CommunicAsia 2007には開催地の地元・シンガポールの企業の展示も多数あり、中小規模の企業からも意欲的な製品が出展されていた。その中のひとつ、Mobile Credit Paymentが出展した携帯電話回線を利用するクレジットカード決済端末は携帯電話を使ったユニークなアプリケーションとして多くの来訪者の注目を浴びていた。
この端末は電源のない店舗外でもクレジットカード決済を利用できる、バッテリーを搭載した持ち運び可能な小型の決済端末。携帯電話の電波の飛んでいるエリアであればどこでも利用可能で、リアルタイムにセキュアな決済が可能だという。携帯電話を使った携帯キャリアによる決済サービスとは違い、誰もが持っているクレジットカードをどこでも利用可能にするという点が興味深い。
若干大柄なバーコードリーダーのような形状をした端末は、本体内に携帯電話機能を搭載した決済端末。本体背面に通信モジュールスロットを搭載しており、ここに携帯電話モジュールを装着して利用する。モジュールはGSM版、CDMA版、無線LAN版の3タイプが用意されるとのこと。

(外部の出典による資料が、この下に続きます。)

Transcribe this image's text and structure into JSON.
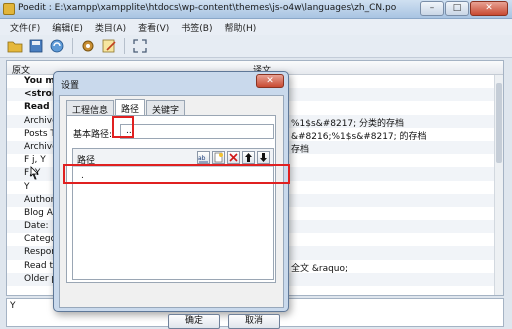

利用時にはクレジットカードを本体のスリップに通すか、ICチップ搭載クレジットカードの場合は右のスロットに挿入、するとディスプレイに金額入力画面が表示され、金額をインプットし送信することで即座に決済が行われる。利用控えはロール紙に印字可能だ。これ1台でどこでも決済が可能なため、比較的大量の決済を行う用途に適しているという。

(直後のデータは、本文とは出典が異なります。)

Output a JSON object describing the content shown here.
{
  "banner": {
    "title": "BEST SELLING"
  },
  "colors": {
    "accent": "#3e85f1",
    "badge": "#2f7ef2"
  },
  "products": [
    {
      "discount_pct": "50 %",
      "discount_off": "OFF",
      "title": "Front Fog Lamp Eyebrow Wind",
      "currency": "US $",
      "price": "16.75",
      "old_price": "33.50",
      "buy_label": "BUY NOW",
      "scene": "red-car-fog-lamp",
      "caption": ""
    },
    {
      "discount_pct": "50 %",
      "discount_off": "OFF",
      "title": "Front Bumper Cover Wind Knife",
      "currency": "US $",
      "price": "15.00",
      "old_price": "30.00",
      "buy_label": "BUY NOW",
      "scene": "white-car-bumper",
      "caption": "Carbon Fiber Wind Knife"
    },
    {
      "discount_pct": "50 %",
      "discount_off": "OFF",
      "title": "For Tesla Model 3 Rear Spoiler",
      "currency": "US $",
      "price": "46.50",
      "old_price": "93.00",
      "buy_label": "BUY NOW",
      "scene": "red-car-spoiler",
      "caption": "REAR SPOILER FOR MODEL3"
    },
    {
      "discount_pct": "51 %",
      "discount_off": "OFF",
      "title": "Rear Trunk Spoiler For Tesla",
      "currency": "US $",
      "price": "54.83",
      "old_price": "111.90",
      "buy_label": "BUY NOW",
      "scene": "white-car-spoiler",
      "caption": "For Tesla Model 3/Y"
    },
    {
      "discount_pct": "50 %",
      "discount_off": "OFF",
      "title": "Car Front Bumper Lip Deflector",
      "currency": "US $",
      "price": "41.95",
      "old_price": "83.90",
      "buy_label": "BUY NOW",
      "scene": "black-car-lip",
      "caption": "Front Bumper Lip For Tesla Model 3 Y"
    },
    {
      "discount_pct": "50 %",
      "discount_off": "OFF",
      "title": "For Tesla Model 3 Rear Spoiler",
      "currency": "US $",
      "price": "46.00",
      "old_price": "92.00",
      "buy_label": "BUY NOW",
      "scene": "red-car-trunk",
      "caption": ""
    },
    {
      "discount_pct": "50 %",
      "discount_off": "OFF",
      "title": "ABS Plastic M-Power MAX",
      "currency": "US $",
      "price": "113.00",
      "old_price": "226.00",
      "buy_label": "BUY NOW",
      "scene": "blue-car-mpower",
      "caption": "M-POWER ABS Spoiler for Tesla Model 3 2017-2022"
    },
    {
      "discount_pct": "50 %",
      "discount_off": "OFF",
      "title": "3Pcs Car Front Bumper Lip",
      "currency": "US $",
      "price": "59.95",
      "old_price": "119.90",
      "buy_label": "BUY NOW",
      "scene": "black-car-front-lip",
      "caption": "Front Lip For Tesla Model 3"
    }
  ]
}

携帯電話内蔵型の決済端末。本体右上のスリップ部分にクレジットカードの磁気部分を通して利用する。ICチップ搭載クレジットカードは本体右側面にIC部分を挿入する |
背面には通信モジュールを装着。GSM、CDMA、無線LANのユニットが用意される |
携帯電話を装着して利用する小型プリンタのような形状をした端末は、MotorolaのiDEN端末向けの装置。iDENは北米や東南アジアなどで主に運送業のドライバーなどに広く使われており、本ユニットは個人タクシーやハイヤーなどでの利用が考えている。同社の開発した携帯電話用決済専用アプリケーションを利用する携帯電話にあらかじめインストールしておき、利用時は携帯電話を決済端末に装着、シリアルケーブルを接続する。携帯電話から決済アプリを起動、クレジットカードを端末のスリットに通すと金額入力画面となり、ここに携帯電話の数字キーを使って金額を入力、データを送信することで決済が完了するわけだ。携帯電話を接続して利用することから、1日数回など少量の決済に適しているとのこと。

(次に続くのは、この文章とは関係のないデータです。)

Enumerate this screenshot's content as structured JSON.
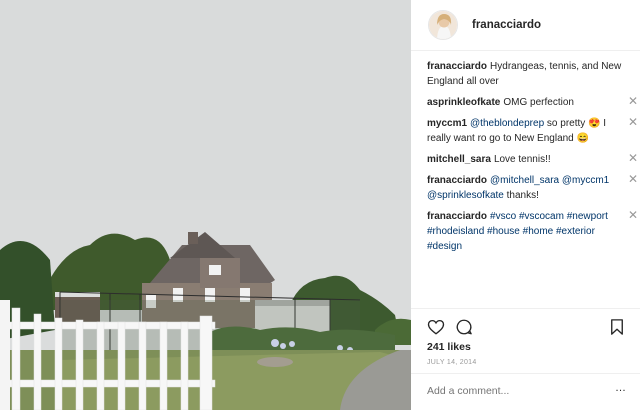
{
  "post": {
    "username": "franacciardo",
    "likes": "241 likes",
    "date": "JULY 14, 2014",
    "add_comment_placeholder": "Add a comment...",
    "more_glyph": "…",
    "close_glyph": "✕",
    "photo_description_icon": "house-photo"
  },
  "comments": [
    {
      "author": "franacciardo",
      "parts": [
        {
          "t": "text",
          "v": "Hydrangeas, tennis, and New England all over"
        }
      ],
      "deletable": false
    },
    {
      "author": "asprinkleofkate",
      "parts": [
        {
          "t": "text",
          "v": "OMG perfection"
        }
      ],
      "deletable": true
    },
    {
      "author": "myccm1",
      "parts": [
        {
          "t": "mention",
          "v": "@theblondeprep"
        },
        {
          "t": "text",
          "v": " so pretty 😍  I really want ro go to New England 😄"
        }
      ],
      "deletable": true
    },
    {
      "author": "mitchell_sara",
      "parts": [
        {
          "t": "text",
          "v": "Love tennis!!"
        }
      ],
      "deletable": true
    },
    {
      "author": "franacciardo",
      "parts": [
        {
          "t": "mention",
          "v": "@mitchell_sara"
        },
        {
          "t": "text",
          "v": " "
        },
        {
          "t": "mention",
          "v": "@myccm1"
        },
        {
          "t": "text",
          "v": " "
        },
        {
          "t": "mention",
          "v": "@sprinklesofkate"
        },
        {
          "t": "text",
          "v": " thanks!"
        }
      ],
      "deletable": true
    },
    {
      "author": "franacciardo",
      "parts": [
        {
          "t": "tag",
          "v": "#vsco"
        },
        {
          "t": "text",
          "v": " "
        },
        {
          "t": "tag",
          "v": "#vscocam"
        },
        {
          "t": "text",
          "v": " "
        },
        {
          "t": "tag",
          "v": "#newport"
        },
        {
          "t": "text",
          "v": " "
        },
        {
          "t": "tag",
          "v": "#rhodeisland"
        },
        {
          "t": "text",
          "v": " "
        },
        {
          "t": "tag",
          "v": "#house"
        },
        {
          "t": "text",
          "v": " "
        },
        {
          "t": "tag",
          "v": "#home"
        },
        {
          "t": "text",
          "v": " "
        },
        {
          "t": "tag",
          "v": "#exterior"
        },
        {
          "t": "text",
          "v": " "
        },
        {
          "t": "tag",
          "v": "#design"
        }
      ],
      "deletable": true
    }
  ],
  "icons": {
    "like": "heart-icon",
    "comment": "comment-bubble-icon",
    "save": "bookmark-icon"
  },
  "colors": {
    "link": "#003569",
    "text": "#262626",
    "muted": "#999999",
    "border": "#efefef"
  }
}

小型の箱型の端末はBluetoothを搭載したワイヤレス端末。対応する携帯電話はNokiaのGSM/W-CDMAに対応したS60スマートフォンで、決済用のアプリケーションも同社が開発している。iDEN携帯用の決済端末同様、携帯電話でアプリケーションを起動し、クレジットカードをスリップに通したあと金額を入力して決済操作を行う。ケーブルで接続する手間がなく取り回しが容易なため、少量~中規模な決済頻度に適しているそうだ。